Ricorre il centenario della nascita di Franco Costabile, l’autore de La rosa nel bicchiere e de Il canto degli emigranti. È un triste anniversario perché seguìto immediatamente da quello della morte avvenuta per suicidio nel 1965. Quattro anni prima moriva allo stesso modo Lorenzo Calogero. I due testimoni sono loro. Di che? Della Calabria perduta, abbandonata, colma di tenerezza come appunto La rosa nel bicchiere ma traboccante di disperazione. Testimoni della marginalità del dolore particolare, i due poeti consacrarono nella poesia e nel suicidio l’appartenenza viscerale alla terra e la condivisione del suo destino, Costabile celebrando il tema del paradiso perduto specie ne Il Canto degli emigranti, Calogero, la cosmicità e la tragedia del vuoto ne I quaderni di Villa Nuccia e in Perpendicolarmente a vuoto.
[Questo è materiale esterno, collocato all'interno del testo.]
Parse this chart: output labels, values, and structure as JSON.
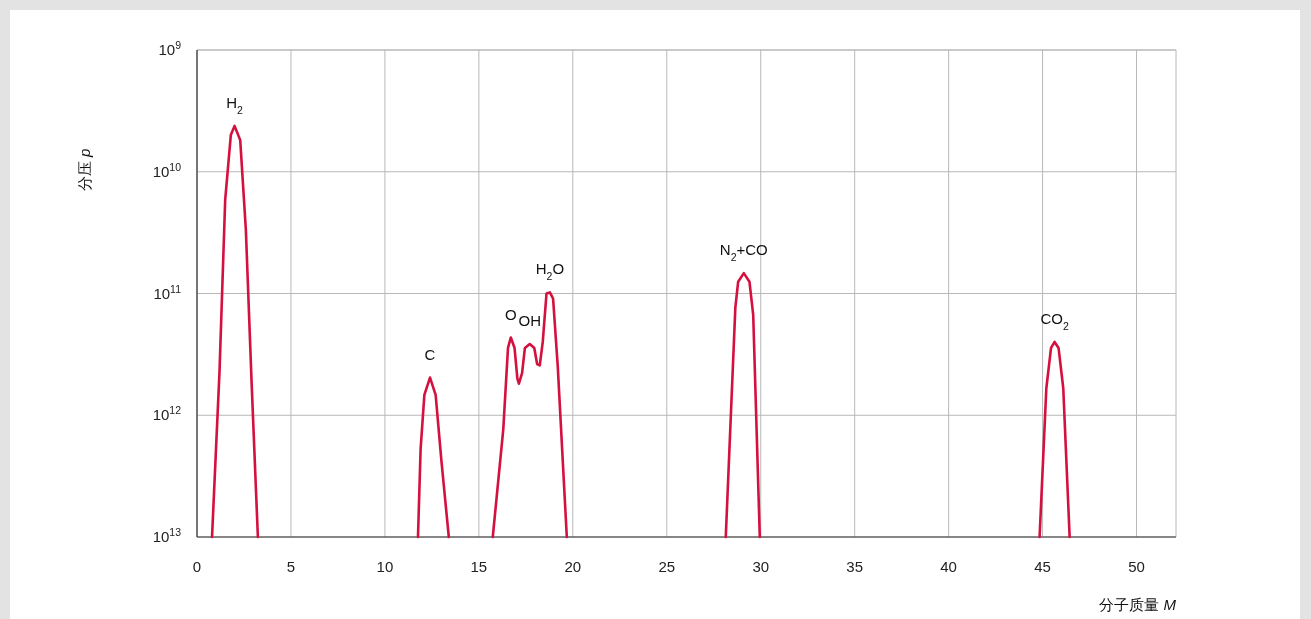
{
  "chart_data": {
    "type": "line",
    "xlabel": "分子质量 *M*",
    "ylabel": "分压 *p*",
    "log": "y",
    "grid": true,
    "xlim": [
      0,
      52.1
    ],
    "xticks": [
      0,
      5,
      10,
      15,
      20,
      25,
      30,
      35,
      40,
      45,
      50
    ],
    "ylim": [
      10000000000000.0,
      1000000000.0
    ],
    "yticks": [
      {
        "value": 1000000000.0,
        "label": "10$^{9}$"
      },
      {
        "value": 10000000000.0,
        "label": "10$^{10}$"
      },
      {
        "value": 100000000000.0,
        "label": "10$^{11}$"
      },
      {
        "value": 1000000000000.0,
        "label": "10$^{12}$"
      },
      {
        "value": 10000000000000.0,
        "label": "10$^{13}$"
      }
    ],
    "series": [
      {
        "color": "#d4103f",
        "x": [
          0.8,
          1.2,
          1.5,
          1.8,
          2.0,
          2.3,
          2.6,
          2.9,
          3.24
        ],
        "values": [
          10000000000000.0,
          430000000000.0,
          17000000000.0,
          5000000000.0,
          4200000000.0,
          5500000000.0,
          30000000000.0,
          510000000000.0,
          10000000000000.0
        ]
      },
      {
        "color": "#d4103f",
        "x": [
          11.76,
          11.9,
          12.1,
          12.4,
          12.7,
          13.0,
          13.4
        ],
        "values": [
          10000000000000.0,
          1900000000000.0,
          680000000000.0,
          490000000000.0,
          680000000000.0,
          2300000000000.0,
          10000000000000.0
        ]
      },
      {
        "color": "#d4103f",
        "x": [
          15.74,
          16.3,
          16.55,
          16.7,
          16.9,
          17.05,
          17.13,
          17.3,
          17.45,
          17.71,
          17.95,
          18.1,
          18.24,
          18.4,
          18.6,
          18.78,
          18.95,
          19.2,
          19.68
        ],
        "values": [
          10000000000000.0,
          1300000000000.0,
          280000000000.0,
          230000000000.0,
          280000000000.0,
          500000000000.0,
          550000000000.0,
          450000000000.0,
          280000000000.0,
          260000000000.0,
          280000000000.0,
          380000000000.0,
          390000000000.0,
          250000000000.0,
          100000000000.0,
          98000000000.0,
          110000000000.0,
          400000000000.0,
          10000000000000.0
        ]
      },
      {
        "color": "#d4103f",
        "x": [
          28.14,
          28.65,
          28.8,
          29.1,
          29.4,
          29.6,
          29.95
        ],
        "values": [
          10000000000000.0,
          130000000000.0,
          80000000000.0,
          68000000000.0,
          80000000000.0,
          150000000000.0,
          10000000000000.0
        ]
      },
      {
        "color": "#d4103f",
        "x": [
          44.84,
          45.2,
          45.45,
          45.64,
          45.85,
          46.1,
          46.44
        ],
        "values": [
          10000000000000.0,
          600000000000.0,
          280000000000.0,
          250000000000.0,
          280000000000.0,
          600000000000.0,
          10000000000000.0
        ]
      }
    ],
    "annotations": [
      {
        "text": "H$_{2}$",
        "x": 2.0,
        "y": 4200000000.0
      },
      {
        "text": "C",
        "x": 12.4,
        "y": 490000000000.0
      },
      {
        "text": "OH",
        "x": 17.71,
        "y": 260000000000.0
      },
      {
        "text": "O",
        "x": 16.7,
        "y": 230000000000.0
      },
      {
        "text": "H$_{2}$O",
        "x": 18.78,
        "y": 98000000000.0
      },
      {
        "text": "N$_{2}$+CO",
        "x": 29.1,
        "y": 68000000000.0
      },
      {
        "text": "CO$_{2}$",
        "x": 45.64,
        "y": 250000000000.0
      }
    ]
  }
}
Il paradiso perduto si concretizza nella tremenda immagine dei passi sciolti che risuonano sul selciato di chi abbandona il proprio luogo natio per andare chissà dove chissà dove. Il vuoto è rappresentato in Calogero dall’immagine geometrica di Perpendicolarmente. Calogero è un poeta post ermetico in cui l’eredità di Leopardi si esprime in forme assolutamente nuove. Il vagheggiamento tutto leopardiano della morte così viene espresso: La non amante amata che mi ama ancora. Ma ci sono altri testimoni anche se meno tragici. Il giorno della Calabria di Leonida Repaci apre con un registro diverso, sulle bellezze della Calabria. Il Creatore assegna alla terra che somiglia alla California tutte le bellezze ed i beni possibili ma interviene il nemico pronto a spargere negatività. E poi naturalmente Alvaro che della terra scopre in Gente d’Aspromonte un tremendo dualismo. Regno di abbondanza quello del patronato e di miseria l’altro dei pastori. Antonello cova un sordo rancore per il mondo da cui è escluso e diviene ribelle e fuorilegge. Si propone quando arrivano i carabinieri d’arrestarlo, di dire il fatto suo alla giustizia che finalmente incontra. No, la vita dei pastori d’Aspromonte non è bella. Eppure loro i pastori con i lunghi cappucci calati sul viso e i lunghi mantelli poggiati ad un bastone sembrano divinità greche. E la terra è cruda con le piogge dilavanti ed i torrenti che straripano. Così in Strati in Tibi e Tascia le acque e la durezza delle stagioni condizionano il carattere e la storia di due adolescenti. Tutti testimoni di qualcosa che sembra ineluttabile, fatale, immutabile.